Necessity is making many in the market more virtuous than they have had to be in a long time.
It is great to see many practising what they have spent much of the last decade preaching.
Some are writing less and retaining a little more (because the remaining book is theoretically better stuff). Others are writing the same but retaining less. Others still write less and retain even less of that. All are perfectly valid soft market strategies.
Meanwhile, some of the best and most nimble are able to pull off the ultimate trick of still growing the top line while hanging on to less and less of what they write themselves.
This is theoretically the optimal strategy, as it means that you can remain a highly relevant, must-have supplier to your clients and brokers, but ensure that you are less exposed to the downside of lower, or indeed negative, prospective returns.
But the best theoretical plays are always the toughest to pull off in practice.
For one, your underwriting team needs not only to be significantly better than average, but must have a widely held reputation to attest to this fact, or no capital provider will be willing to take what they want to give away.
Then you have to address the new risk that you are loading onto your underwriters by changing the risk dynamics that they are working under.
To put it in marine terms, the trouble with changing the trim of the ship is that it can risk upsetting a hitherto even keel.
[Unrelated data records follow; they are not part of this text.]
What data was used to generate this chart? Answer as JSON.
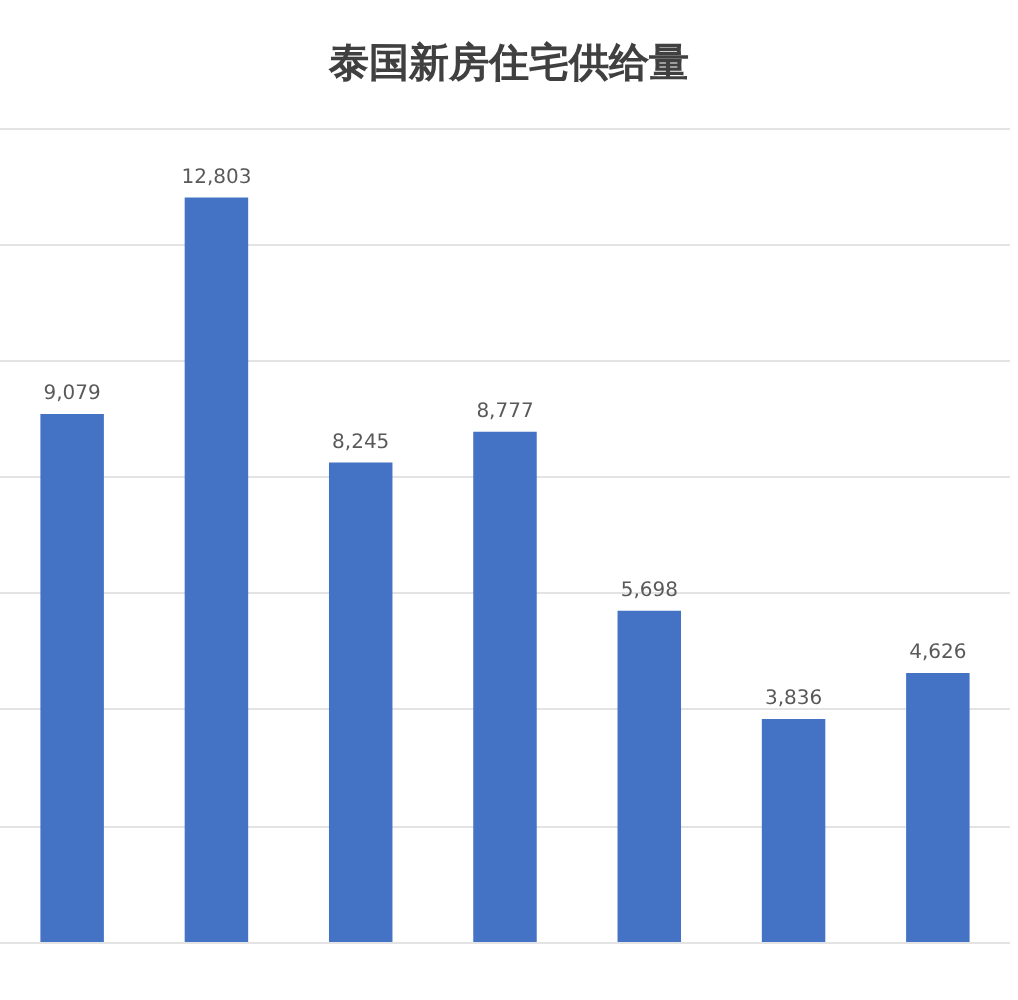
{
  "chart_data": {
    "type": "bar",
    "title": "泰国新房住宅供给量",
    "categories": [
      null,
      null,
      null,
      null,
      null,
      null,
      null
    ],
    "values": [
      9079,
      12803,
      8245,
      8777,
      5698,
      3836,
      4626
    ],
    "value_labels": [
      "9,079",
      "12,803",
      "8,245",
      "8,777",
      "5,698",
      "3,836",
      "4,626"
    ],
    "color": "#4472c4",
    "grid": "y"
  }
}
People say that changing the balance of retentions doesn't change behaviour, but to believe so is to discount human psychology.
If someone is sufficiently anaesthetised to feel confident that a course of action isn't going to cause them much pain, they may be willing to go ahead when they otherwise may not have done so.
The best underwriters will guard against this feeling and always write as if all third party capital were their own, but complacency and a feeling of protection is a constant danger that must be guarded against.
Also, lean operations must remember that while they may have less skin in the game, having some skin around means it still hurts when things go wrong.
Smashing half a thumb with a hammer hurts almost as much as bashing the whole one.
If an underwriter used to write close to net, but then the market softens and they take on a 50 percent quota share with a decent over-rider, they will still feel the pain if they lose their discipline.
Or they may not get burned financially, but they will get burned reputationally. And then there is always the counterparty credit risk of having so much outstanding reinsurance recoverable to worry about.
Credit risk is simply not the concern it should be in the market today.
This is always the way - credit is never a problem until it suddenly dries up.
We are currently in a credit glut, but this won't always be the case. And credit has intangible qualities that no ratings agency can put on paper. The old and wise also know that willingness to pay is as important as cash in the bank, and that slow and disputed payments can sometimes be as damaging as no payments at all.
So when trimming the ship do remember that in stormy seas, the cargo can move about considerably in the hold and that while losing ballast may save fuel, trying to go without is usually a false economy.